After many a lace shawl became unsatisfactorily blocked using this process, I devised a system for blocking aggressively without investing in a blocking table (or hauling myself down to Target to get a ginormous piece of cardboard to do it on.)
Hence the lawn-as-blocking table technique was born. I tried this a few times, using straight pins, and found that the wind kept knocking the pins out of the ground. Finally, I decided, screw it, I'll just use knitting needles.
Hence, I am now (re)blocking my shawl thusly.
After soaking your shawl in warm water, take a couple of towels outside onto this grass (this really only works when the ground is clean, so obviously as winter comes I'll have to devise something new). Lay them out, covering enough ground to stretch the shawl as far as you want it to go.

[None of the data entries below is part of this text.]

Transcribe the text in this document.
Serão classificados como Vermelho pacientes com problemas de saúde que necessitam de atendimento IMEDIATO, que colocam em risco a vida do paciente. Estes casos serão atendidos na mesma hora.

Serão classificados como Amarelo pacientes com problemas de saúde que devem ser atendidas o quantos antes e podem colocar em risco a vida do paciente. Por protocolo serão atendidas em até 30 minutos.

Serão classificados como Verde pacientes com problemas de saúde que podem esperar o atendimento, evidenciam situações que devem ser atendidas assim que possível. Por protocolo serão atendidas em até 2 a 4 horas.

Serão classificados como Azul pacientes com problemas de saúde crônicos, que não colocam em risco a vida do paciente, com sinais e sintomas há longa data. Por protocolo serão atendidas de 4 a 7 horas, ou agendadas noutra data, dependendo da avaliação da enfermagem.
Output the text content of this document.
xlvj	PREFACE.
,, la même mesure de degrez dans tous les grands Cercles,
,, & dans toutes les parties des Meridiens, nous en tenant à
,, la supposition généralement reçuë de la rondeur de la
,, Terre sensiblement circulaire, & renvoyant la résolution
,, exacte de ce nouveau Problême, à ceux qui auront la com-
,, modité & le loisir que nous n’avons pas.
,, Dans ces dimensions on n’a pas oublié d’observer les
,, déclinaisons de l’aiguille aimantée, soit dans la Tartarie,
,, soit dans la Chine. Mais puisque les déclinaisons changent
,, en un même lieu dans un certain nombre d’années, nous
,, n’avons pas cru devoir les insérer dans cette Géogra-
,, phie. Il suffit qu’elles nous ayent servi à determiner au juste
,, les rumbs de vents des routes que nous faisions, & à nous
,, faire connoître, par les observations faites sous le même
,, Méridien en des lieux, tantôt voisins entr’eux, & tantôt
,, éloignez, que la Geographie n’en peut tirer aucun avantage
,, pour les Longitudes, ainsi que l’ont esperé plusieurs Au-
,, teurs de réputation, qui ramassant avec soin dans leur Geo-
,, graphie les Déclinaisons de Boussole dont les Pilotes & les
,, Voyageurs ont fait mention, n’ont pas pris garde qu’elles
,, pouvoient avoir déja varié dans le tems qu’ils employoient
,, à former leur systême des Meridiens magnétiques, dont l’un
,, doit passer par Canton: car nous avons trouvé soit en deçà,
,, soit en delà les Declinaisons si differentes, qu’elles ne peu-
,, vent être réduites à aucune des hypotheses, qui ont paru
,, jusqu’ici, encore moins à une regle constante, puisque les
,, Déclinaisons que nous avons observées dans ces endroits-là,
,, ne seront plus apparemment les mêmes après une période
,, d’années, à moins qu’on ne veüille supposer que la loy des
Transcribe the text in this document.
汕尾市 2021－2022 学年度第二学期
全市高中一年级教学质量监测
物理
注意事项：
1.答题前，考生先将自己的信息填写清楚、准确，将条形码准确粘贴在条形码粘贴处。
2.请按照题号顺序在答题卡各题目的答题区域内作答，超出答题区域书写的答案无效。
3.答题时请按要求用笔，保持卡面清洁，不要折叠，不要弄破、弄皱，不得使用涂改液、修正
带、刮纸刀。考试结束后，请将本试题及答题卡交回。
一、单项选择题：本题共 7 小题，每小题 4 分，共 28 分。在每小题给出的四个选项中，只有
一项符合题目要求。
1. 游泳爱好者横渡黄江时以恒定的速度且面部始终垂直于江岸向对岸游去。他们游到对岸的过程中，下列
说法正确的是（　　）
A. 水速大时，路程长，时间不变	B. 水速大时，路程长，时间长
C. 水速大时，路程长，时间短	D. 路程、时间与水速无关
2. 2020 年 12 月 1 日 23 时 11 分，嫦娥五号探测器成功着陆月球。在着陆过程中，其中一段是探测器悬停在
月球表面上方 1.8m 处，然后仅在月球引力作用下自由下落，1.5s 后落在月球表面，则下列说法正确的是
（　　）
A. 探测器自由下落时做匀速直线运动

Start by stabbing the shawl in the central increases yarn overs, to hold it into place. Then, using straight, metal needles (of which I have many) start placing them in lacy sections of the shawl that you want to stretch. I started by stabbing a few in the corners (since this was a triangular shawl...have yet to make a circular shawl and test this out). Then I started along the top edge and bottom border, placing the needles in places where they wouldn't disrupt the yarn or pattern (such as yarn over holes). I kept doing this around the length of the shawl, till it was in a satisfactory shape and size for my tastes. Lace weight yarn dries *really* quickly in the sun, so I suggest continuing to wet it with a wet washcloth as you go along, so as not to tear the yarn. Since the needles are metal, long, and hard (lol) you can stab them straight through the towel and into the ground far enough to securely hold it in place. This is working infinitely better for me than straight pins on *any* surface has so far.
I took a few pictures, which I'll post tonight, but I wanted to write this out before I forgot. This is so much better than any other method I've done.